The frequency of the repayments
Specific lenders might stipulate how frequently they want your repayments to be. Most dealership finance providers offer weekly and monthly repayments, while others also have the option of bi-weekly payments. Based on the terms and interest rate, try to work out how much you’ll have to pay on each instalment. Some sites save you the trouble by giving you an estimate, but if they don’t it’s essential you figure it out. If you can’t afford the payments, then it would be best for you to forget about that loan. Alternatively, you could look into other options like if the lender provides extra repayment options and the rates on that.

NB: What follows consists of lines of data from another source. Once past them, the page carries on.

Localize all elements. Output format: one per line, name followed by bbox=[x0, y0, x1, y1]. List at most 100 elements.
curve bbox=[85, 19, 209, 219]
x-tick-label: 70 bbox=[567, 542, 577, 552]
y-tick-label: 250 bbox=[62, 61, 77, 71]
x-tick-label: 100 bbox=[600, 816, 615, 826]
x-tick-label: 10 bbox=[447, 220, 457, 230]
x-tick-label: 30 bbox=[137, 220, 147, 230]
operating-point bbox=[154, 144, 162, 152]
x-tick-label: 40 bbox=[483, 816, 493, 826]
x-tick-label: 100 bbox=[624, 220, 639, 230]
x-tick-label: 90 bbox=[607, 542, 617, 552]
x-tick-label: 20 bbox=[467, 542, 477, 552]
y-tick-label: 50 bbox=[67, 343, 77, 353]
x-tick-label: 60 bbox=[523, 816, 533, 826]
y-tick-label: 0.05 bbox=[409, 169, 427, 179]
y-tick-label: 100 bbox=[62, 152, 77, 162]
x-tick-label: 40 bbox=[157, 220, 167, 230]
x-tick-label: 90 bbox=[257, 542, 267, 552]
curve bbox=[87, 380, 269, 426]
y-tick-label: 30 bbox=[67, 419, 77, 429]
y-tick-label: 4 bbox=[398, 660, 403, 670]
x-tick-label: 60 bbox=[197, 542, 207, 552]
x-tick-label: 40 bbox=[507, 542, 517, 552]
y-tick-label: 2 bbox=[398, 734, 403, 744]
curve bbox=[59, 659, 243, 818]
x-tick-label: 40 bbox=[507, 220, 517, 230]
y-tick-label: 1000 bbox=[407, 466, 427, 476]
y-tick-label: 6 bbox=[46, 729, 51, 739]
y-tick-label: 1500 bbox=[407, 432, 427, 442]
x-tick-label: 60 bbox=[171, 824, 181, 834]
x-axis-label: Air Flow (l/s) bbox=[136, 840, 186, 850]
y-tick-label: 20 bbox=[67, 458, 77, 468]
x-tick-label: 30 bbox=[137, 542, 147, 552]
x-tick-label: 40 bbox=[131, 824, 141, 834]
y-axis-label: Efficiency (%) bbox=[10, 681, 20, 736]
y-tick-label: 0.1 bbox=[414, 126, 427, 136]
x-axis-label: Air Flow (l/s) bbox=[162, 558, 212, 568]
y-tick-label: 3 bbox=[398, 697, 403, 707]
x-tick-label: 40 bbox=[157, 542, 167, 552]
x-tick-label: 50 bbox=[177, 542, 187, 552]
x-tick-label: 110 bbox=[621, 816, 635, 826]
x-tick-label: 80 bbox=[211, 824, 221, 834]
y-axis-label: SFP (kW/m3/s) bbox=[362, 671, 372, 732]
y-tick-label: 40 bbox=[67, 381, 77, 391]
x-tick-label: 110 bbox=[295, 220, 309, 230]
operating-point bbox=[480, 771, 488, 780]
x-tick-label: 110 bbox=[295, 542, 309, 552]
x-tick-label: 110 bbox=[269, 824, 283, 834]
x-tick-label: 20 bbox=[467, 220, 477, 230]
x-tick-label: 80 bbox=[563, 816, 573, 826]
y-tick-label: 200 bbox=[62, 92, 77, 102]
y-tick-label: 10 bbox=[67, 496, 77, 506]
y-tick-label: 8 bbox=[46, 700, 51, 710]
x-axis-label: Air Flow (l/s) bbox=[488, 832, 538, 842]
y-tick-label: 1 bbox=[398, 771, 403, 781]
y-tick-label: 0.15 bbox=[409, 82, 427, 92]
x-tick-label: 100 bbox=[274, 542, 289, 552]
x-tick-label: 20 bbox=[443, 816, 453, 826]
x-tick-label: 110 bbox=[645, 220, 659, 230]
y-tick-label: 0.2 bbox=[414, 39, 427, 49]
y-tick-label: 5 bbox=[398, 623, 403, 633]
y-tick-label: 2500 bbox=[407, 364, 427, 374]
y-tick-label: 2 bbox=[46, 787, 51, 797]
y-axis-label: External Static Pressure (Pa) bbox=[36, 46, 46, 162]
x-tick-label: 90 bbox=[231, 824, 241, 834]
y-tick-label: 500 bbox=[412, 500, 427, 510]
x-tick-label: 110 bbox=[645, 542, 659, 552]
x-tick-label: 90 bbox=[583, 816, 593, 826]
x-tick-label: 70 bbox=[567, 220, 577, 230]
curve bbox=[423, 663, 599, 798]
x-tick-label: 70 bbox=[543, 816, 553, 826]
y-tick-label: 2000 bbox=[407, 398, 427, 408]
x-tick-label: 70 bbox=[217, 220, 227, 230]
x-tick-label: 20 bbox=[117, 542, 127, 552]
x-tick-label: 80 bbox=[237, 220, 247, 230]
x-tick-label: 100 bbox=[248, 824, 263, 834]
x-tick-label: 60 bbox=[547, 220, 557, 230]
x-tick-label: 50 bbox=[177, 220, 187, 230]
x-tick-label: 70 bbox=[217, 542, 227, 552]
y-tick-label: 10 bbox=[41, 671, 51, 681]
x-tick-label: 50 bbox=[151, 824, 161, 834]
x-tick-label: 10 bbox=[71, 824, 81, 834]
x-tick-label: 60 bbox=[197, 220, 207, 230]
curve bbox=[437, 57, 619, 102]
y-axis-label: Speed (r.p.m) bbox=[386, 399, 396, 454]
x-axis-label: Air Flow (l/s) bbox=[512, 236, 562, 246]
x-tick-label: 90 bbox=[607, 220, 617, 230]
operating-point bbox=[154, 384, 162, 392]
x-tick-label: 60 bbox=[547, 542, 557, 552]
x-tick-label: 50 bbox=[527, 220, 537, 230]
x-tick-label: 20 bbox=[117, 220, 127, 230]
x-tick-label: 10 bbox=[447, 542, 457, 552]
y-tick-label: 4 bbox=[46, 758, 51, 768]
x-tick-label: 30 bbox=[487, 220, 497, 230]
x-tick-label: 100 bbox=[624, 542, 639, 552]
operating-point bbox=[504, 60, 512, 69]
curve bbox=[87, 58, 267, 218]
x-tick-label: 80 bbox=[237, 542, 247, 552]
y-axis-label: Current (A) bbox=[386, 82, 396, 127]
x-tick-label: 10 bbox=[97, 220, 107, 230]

The extra fees and charges
Wait, hope you didn’t think all your repayments were the interest fees? On the contrary, there are a lot of extra charges that go into paying off a loan. Some lenders charge an application to even consider giving you a loan. Others collect an establishment fee to arrange the terms of the loan, and that can run into the neighbourhood of $500. Speak with various lenders to find out how many and how much extra fees you need to cover. Not all fees involve money leaving your pocket though. Financial providers take-off charges for borrowers that make an early repayment. To find out all the ongoing fees before reaching a conclusion. Sometimes lenders try to lure you in with cheaper rates, but because of their high service charges, you pay more than if you’d opted for one with a slightly higher interest rate.
The type of loan
Depending on your needs, you should consider the types of loans available to you. The most common type of car loans are secured car loans. Often times the vehicle itself is the collateral for the loan, and the lender maintains the right to repossess it should you default. If you’re opting for this type of loan, compare what circumstances have to precede repossession. However, if you would rather go with an unsecured loan, you will probably have to cough out higher repayments. Self-employed folks have the option of what lenders call a car hire purchase. It’s a special type of loan that reduces the outstanding balance with each monthly payment. Instead of buying, you can also look into the option of opting for an extended car lease.
The insurance cost
For those going for a secured car loan, your guarantor might insist that the vehicle is appropriately insured against fire, theft or accidents. So not only do you have to compare loan rates, you might have to consider insurance costs too. Some lenders will happily assist you, or at least recommend a good car insurance option. Even if it’s not necessary for you to get one, having one is still a good idea. Specific demographics like drivers under 25 might have to pay higher fees for insurance.
The financial service you decide to seek a car loan from also determines how much and how flexible your payments will be. You should decide which service you’re going for, and then compare their rate based on what they provide. Banks often give their customers discounts if they already have a product with them. So speak with your account manager about the possibility of reducing the cost of your car loan if they’re already covering your mortgage or credit cards.
In some instances, you’re unable to meet up the terms of a loan, or due to unforeseen emergencies, you have to exit an agreement. In either case, you should be able to shoulder the worst-case scenario without declaring bankruptcy. Compare how stiff the penalty for defaulting or backing out on your loan is, you might be lucky to find a loan with no penalties.
With these tips, you should be a pro at comparing car loans. But you don’t have to do it on your own, there are several online services that can help you out. It could be beneficial to get a third party with more insight, and it can even save you valuable time.